1882 ENGLISH POETRY 1579-1830: SPENSER AND THE TRADITION

Thomas Campbell

Epes Sargent, in Harper's Cyclopaedia of British and American Poetry (1882) 331-32.



The son of a Glasgow merchant, Campbell (1777-1844) was the youngest of ten children. At the age of thirteen he was placed in the university of his native city, where he was noted for his Latin and Greek translations, and his compositions in prose and verse. In April, 1799, when twenty-one, he published his Pleasures of Hope, a remarkable specimen of literary precocity, though marred by passages where sound takes the place of sense.
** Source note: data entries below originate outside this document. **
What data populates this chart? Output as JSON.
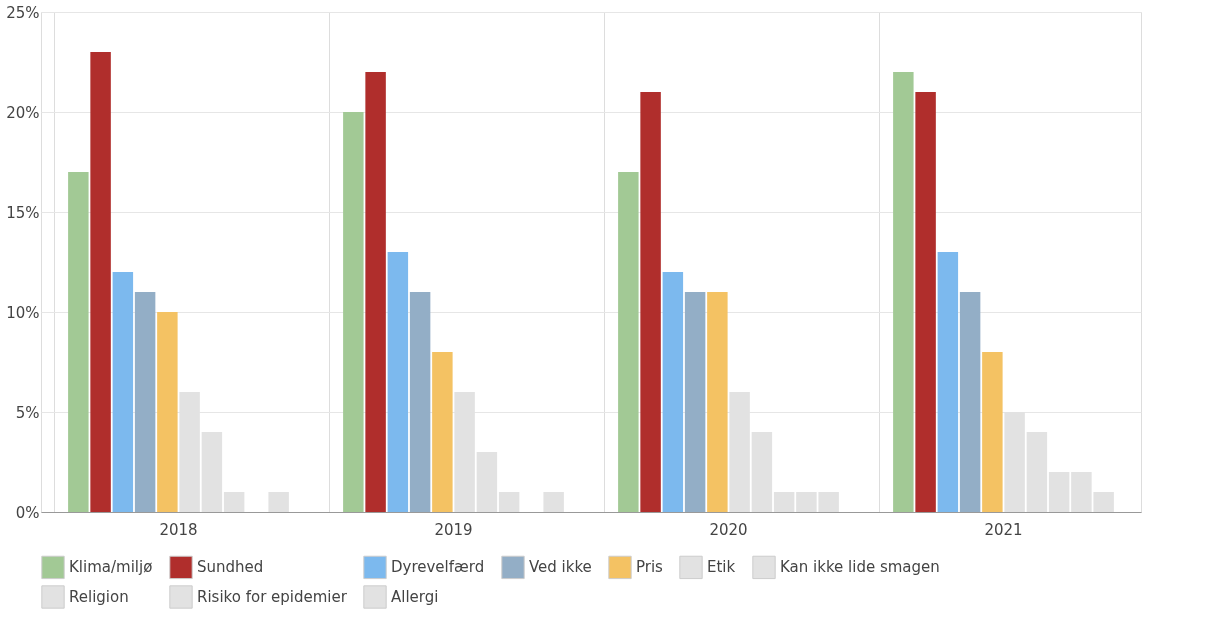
{
  "chart_data": {
    "type": "bar",
    "categories": [
      "2018",
      "2019",
      "2020",
      "2021"
    ],
    "series": [
      {
        "name": "Klima/miljø",
        "color": "#a2c995",
        "values": [
          17,
          20,
          17,
          22
        ]
      },
      {
        "name": "Sundhed",
        "color": "#b02e2c",
        "values": [
          23,
          22,
          21,
          21
        ]
      },
      {
        "name": "Dyrevelfærd",
        "color": "#7cb9ee",
        "values": [
          12,
          13,
          12,
          13
        ]
      },
      {
        "name": "Ved ikke",
        "color": "#93aec6",
        "values": [
          11,
          11,
          11,
          11
        ]
      },
      {
        "name": "Pris",
        "color": "#f4c263",
        "values": [
          10,
          8,
          11,
          8
        ]
      },
      {
        "name": "Etik",
        "color": "#e2e2e2",
        "values": [
          6,
          6,
          6,
          5
        ]
      },
      {
        "name": "Kan ikke lide smagen",
        "color": "#e2e2e2",
        "values": [
          4,
          3,
          4,
          4
        ]
      },
      {
        "name": "Religion",
        "color": "#e2e2e2",
        "values": [
          1,
          1,
          1,
          2
        ]
      },
      {
        "name": "Risiko for epidemier",
        "color": "#e2e2e2",
        "values": [
          0,
          0,
          1,
          2
        ]
      },
      {
        "name": "Allergi",
        "color": "#e2e2e2",
        "values": [
          1,
          1,
          1,
          1
        ]
      }
    ],
    "ylim": [
      0,
      25
    ],
    "yticks": [
      {
        "value": 0,
        "label": "0%"
      },
      {
        "value": 5,
        "label": "5%"
      },
      {
        "value": 10,
        "label": "10%"
      },
      {
        "value": 15,
        "label": "15%"
      },
      {
        "value": 20,
        "label": "20%"
      },
      {
        "value": 25,
        "label": "25%"
      }
    ],
    "grid": true,
    "legend": "bottom"
  }
}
Wordsworth regarded it as "strangely overrated." The poem passed through four editions in a year; and on the first seven editions the youthful poet received no less a sum than 900. After travelling on the Continent (where he was not a spectator of the Battle of Hohenlinden, as has often been asserted), he published, in 1801, Ye Mariners of England, with several other lyrical pieces; and, in 1803, Lochiel, Hohenlinden, The Soldier's Dream, The Battle of the Baltic: so that the noble lyrics to which Campbell owes his fame were composed within a brief period, and when he was quite young. What he wrote after thirty has the marks of inferiority. Gertrude of Wyoming appeared in 1809. He appears to have been amiable, generous, and sympathetic, though irritable, irresolute, and lazy. His faults were largely caused, no doubt, by physical infirmity. He married his cousin, Miss Sinclair, and settled near London; but the death of one son and the madness of another cast a dark shadow on his existence. Though he struggled with narrow circumstances, he was generous to his mother, sisters, and other relations. From 1820 to 1831 he edited the New Monthly Magazine. During his later years, in the receipt of a merited pension, he resided chiefly in London. He died at Boulogne, whither he had gone for his health, in his sixty-seventh year. His dust lies in Westminster Abbey. Campbell's lyrics are among the finest in all literature, and are likely to last as long as the English language, in its present form, endures. In 1849 a Life of the poet, with selections from his extensive correspondence, was published in London by his affectionate friend and literary executor, Dr. Beattie.